20 Ago La canoa de madera
Atravesábamos caminos infernales para llegar al campo donde vivía mi abuela. El viaje duraba un día completo y yo llegaba tan cansada, que no me daba el ánimo ni para cenar. Tumbada en la cama, caía instantáneamente en los brazos de Morfeo.
La ducha en la casa de mi abuela era una canoa de madera nativa a la intemperie, por donde escurría el agua prístina desde una vertiente. Había una piedra laja en la base, que alcanzaba apenas para poner ambos pies, y una banquita de madera donde reposaba una concha marina con un paralelógramo azul: el inconfundible jabón Popeye. Desfilábamos uno por uno los niños, por debajo de la canoa, primero mojándonos por completo el cuerpo y luego nos enjabonábamos enérgicamente bajo el sol. Una vez llenos de espuma, nos enjuagábamos bajo el gélido chorro de agua que escurría sin dar tregua por la canoa.

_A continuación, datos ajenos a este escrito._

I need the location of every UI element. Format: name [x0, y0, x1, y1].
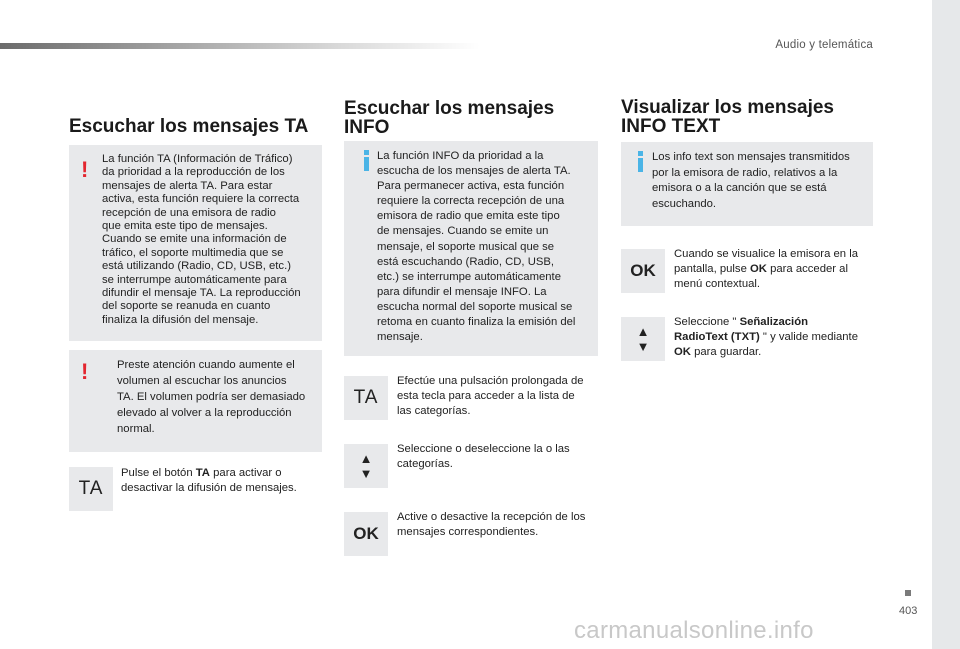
- watermark: carmanualsonline.info: [574, 617, 814, 644]
- header-gradient-bar: [0, 43, 480, 49]
- step-infotext-ok: Cuando se visualice la emisora en la pantalla, pulse OK para acceder al menú contextual.: [674, 248, 858, 290]
- section-title: Audio y telemática: [775, 39, 873, 51]
- info-text-info-text: Los info text son mensajes transmitidos por la emisora de radio, relativos a la emisora o a la canción que se está escuchando.: [652, 151, 850, 210]
- step-info-longpress: Efectúe una pulsación prolongada de esta tecla para acceder a la lista de las categorías.: [397, 375, 584, 417]
- info-box-info-text: [621, 142, 873, 226]
- page-number: 403: [899, 605, 918, 617]
- ta-key-icon: TA: [69, 467, 113, 511]
- warning-icon: !: [81, 359, 89, 384]
- info-box-info: [344, 141, 598, 356]
- step-info-toggle: Active o desactive la recepción de los mensajes correspondientes.: [397, 511, 586, 538]
- ok-key-icon: OK: [344, 512, 388, 556]
- up-down-arrows-icon: ▲ ▼: [621, 317, 665, 361]
- info-icon: [364, 150, 369, 171]
- warning-text-ta: La función TA (Información de Tráfico) da prioridad a la reproducción de los mensajes de alerta TA. Para estar activa, esta función requiere la correcta recepción de una emisora de radio que emita este tipo de mensajes. Cuando se emite una información de tráfico, el soporte multimedia que se está utilizando (Radio, CD, USB, etc.) se interrumpe automáticamente para difundir el mensaje TA. La reproducción del soporte se reanuda en cuanto finaliza la difusión del mensaje.: [102, 153, 301, 326]
- warning-text-volume: Preste atención cuando aumente el volumen al escuchar los anuncios TA. El volumen podría ser demasiado elevado al volver a la reproducción normal.: [117, 359, 306, 435]
- warning-box-volume: [69, 350, 322, 452]
- page-marker: [905, 590, 911, 596]
- step-ta-text: Pulse el botón TA para activar o desactivar la difusión de mensajes.: [121, 467, 297, 494]
- step-infotext-select: Seleccione " Señalización RadioText (TXT) " y valide mediante OK para guardar.: [674, 316, 858, 358]
- heading-ta: Escuchar los mensajes TA: [69, 116, 309, 137]
- ok-key-icon: OK: [621, 249, 665, 293]
- heading-info-text: Visualizar los mensajes INFO TEXT: [621, 97, 834, 137]
- info-icon: [638, 151, 643, 172]
- step-info-select: Seleccione o deseleccione la o las categorías.: [397, 443, 570, 470]
- info-text-info: La función INFO da prioridad a la escucha de los mensajes de alerta TA. Para permanecer activa, esta función requiere la correcta recepción de una emisora de radio que emita este tipo de mensajes. Cuando se emite un mensaje, el soporte musical que se está escuchando (Radio, CD, USB, etc.) se interrumpe automáticamente para difundir el mensaje INFO. La escucha normal del soporte musical se retoma en cuanto finaliza la emisión del mensaje.: [377, 150, 576, 344]
- warning-box-ta: [69, 145, 322, 341]
- heading-info: Escuchar los mensajes INFO: [344, 98, 555, 138]
- warning-icon: !: [81, 157, 89, 182]
- up-down-arrows-icon: ▲ ▼: [344, 444, 388, 488]
- ta-key-icon: TA: [344, 376, 388, 420]
- page-edge-strip: [932, 0, 960, 649]
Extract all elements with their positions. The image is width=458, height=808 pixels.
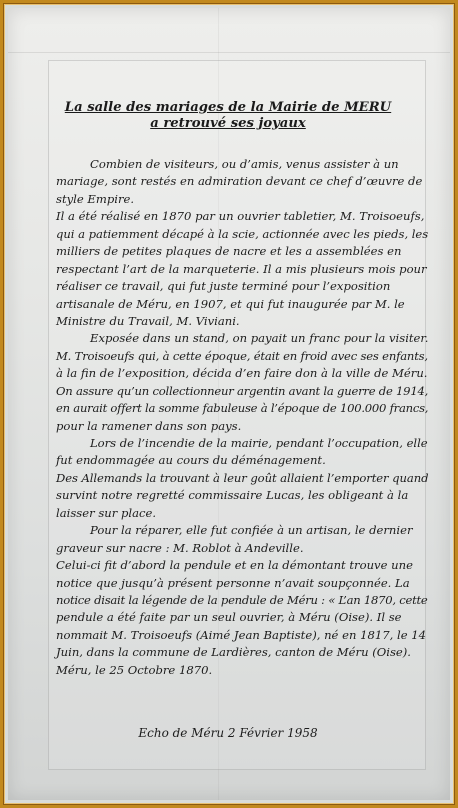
- text-line: laisser sur place.: [56, 505, 157, 520]
- text-line: Lors de l’incendie de la mairie, pendant l’occupation, elle: [90, 436, 428, 450]
- text-line: Des Allemands la trouvant à leur goût allaient l’emporter quand: [56, 470, 429, 485]
- text-line: graveur sur nacre : M. Roblot à Andeville.: [56, 540, 304, 555]
- text-line: survint notre regretté commissaire Lucas, les obligeant à la: [56, 488, 409, 503]
- text-line: Celui-ci fit d’abord la pendule et en la démontant trouve une: [56, 558, 413, 573]
- text-line: Juin, dans la commune de Lardières, canton de Méru (Oise).: [56, 645, 411, 660]
- text-line: notice que jusqu’à présent personne n’avait soupçonnée. La: [56, 575, 410, 590]
- text-line: style Empire.: [56, 191, 135, 206]
- text-line: notice disait la légende de la pendule de Méru : « L’an 1870, cette: [56, 592, 428, 607]
- text-line: réaliser ce travail, qui fut juste terminé pour l’exposition: [56, 279, 391, 294]
- text-line: artisanale de Méru, en 1907, et qui fut inaugurée par M. le: [56, 296, 405, 311]
- text-line: à la fin de l’exposition, décida d’en faire don à la ville de Méru.: [56, 366, 428, 381]
- document-title: [40, 100, 416, 132]
- text-line: pour la ramener dans son pays.: [56, 418, 242, 433]
- text-line: On assure qu’un collectionneur argentin avant la guerre de 1914,: [56, 383, 429, 398]
- text-line: Méru, le 25 Octobre 1870.: [56, 662, 213, 677]
- text-line: nommait M. Troisoeufs (Aimé Jean Baptiste), né en 1817, le 14: [56, 627, 426, 642]
- text-line: pendule a été faite par un seul ouvrier, à Méru (Oise). Il se: [56, 610, 402, 625]
- paper-crease: [8, 52, 450, 53]
- text-line: Ministre du Travail, M. Viviani.: [56, 313, 240, 328]
- text-line: fut endommagée au cours du déménagement.: [56, 453, 326, 468]
- text-line: Combien de visiteurs, ou d’amis, venus assister à un: [90, 157, 399, 171]
- text-line: milliers de petites plaques de nacre et les a assemblées en: [56, 244, 402, 259]
- document-signature: Echo de Méru 2 Février 1958: [138, 726, 318, 740]
- title-line: a retrouvé ses joyaux: [150, 116, 306, 131]
- document-body: [56, 156, 428, 679]
- text-line: Exposée dans un stand, on payait un franc pour la visiter.: [90, 331, 429, 346]
- text-line: mariage, sont restés en admiration devant ce chef d’œuvre de: [56, 174, 423, 189]
- text-line: respectant l’art de la marqueterie. Il a mis plusieurs mois pour: [56, 261, 427, 276]
- text-line: en aurait offert la somme fabuleuse à l’époque de 100.000 francs,: [56, 401, 429, 416]
- text-line: qui a patiemment décapé à la scie, actionnée avec les pieds, les: [56, 226, 429, 241]
- title-line: La salle des mariages de la Mairie de MERU: [64, 100, 392, 115]
- text-line: M. Troisoeufs qui, à cette époque, était en froid avec ses enfants,: [56, 348, 428, 363]
- text-line: Pour la réparer, elle fut confiée à un artisan, le dernier: [90, 523, 413, 538]
- text-line: Il a été réalisé en 1870 par un ouvrier tabletier, M. Troisoeufs,: [56, 209, 425, 224]
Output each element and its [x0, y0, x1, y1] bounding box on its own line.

Terminado este ritual, salía desde la cocina el aroma a pan amasado que tanto nos fascinaba. Tomábamos desayuno con leche de vaca, huevos revueltos con ajo, y el infaltable jamón serrano, la especialidad de mi abuelita.
Cumplidos los diecisiete años, llegué a la universidad y arrendé un cuarto trasero en un barrio bohemio de Santiago. La dueña de la pensión no tenía lavadora ni calefacción, entonces descubrí que el mejor remedio para el frío era mantenerme en movimiento. Instalé un tablón lijado sobre una vieja batea de madera que estaba al fondo del patio, y rescaté de mi mochila ese pequeño envoltorio que traía el secreto azul verdoso de la ducha de mi niñez, un jabón Popeye.
Una vez por semana, me dedicaba a lavar mis blue jeans, restregándolos con la escobilla de plástico amarilla untada en jabón Popeye. Mientras más frío el día, más fuerte y enérgicamente escobillaba en la batea, y luego los enjuagaba con agua fría, tan fría, como la ducha de la casa de mi abuela.
Años después me convertí en madre y la bonanza económica trajo consigo cálefon, duchas calientes y lavadoras a nuestros hogares. El trabajo de lavar la ropa de nuestros hijos se hizo mucho más fácil que el de nuestras madres y abuelas. Usábamos detergente y suavizante líquido Popeye, y en las manchas difíciles de los baberos y pañales, siempre la barrita de jabón.
Entonces mi madre, que me estaba ayudando con la ropita de guagua, lanzó al aire la frase de mi abuela: “Se acabarán las pirámides de Egipto, pero el jabón Popeye jamás se acabará”. Y la guagüita asintió con un risueño “¡agú!”.
¡Nos miramos, y nos morimos de la risa!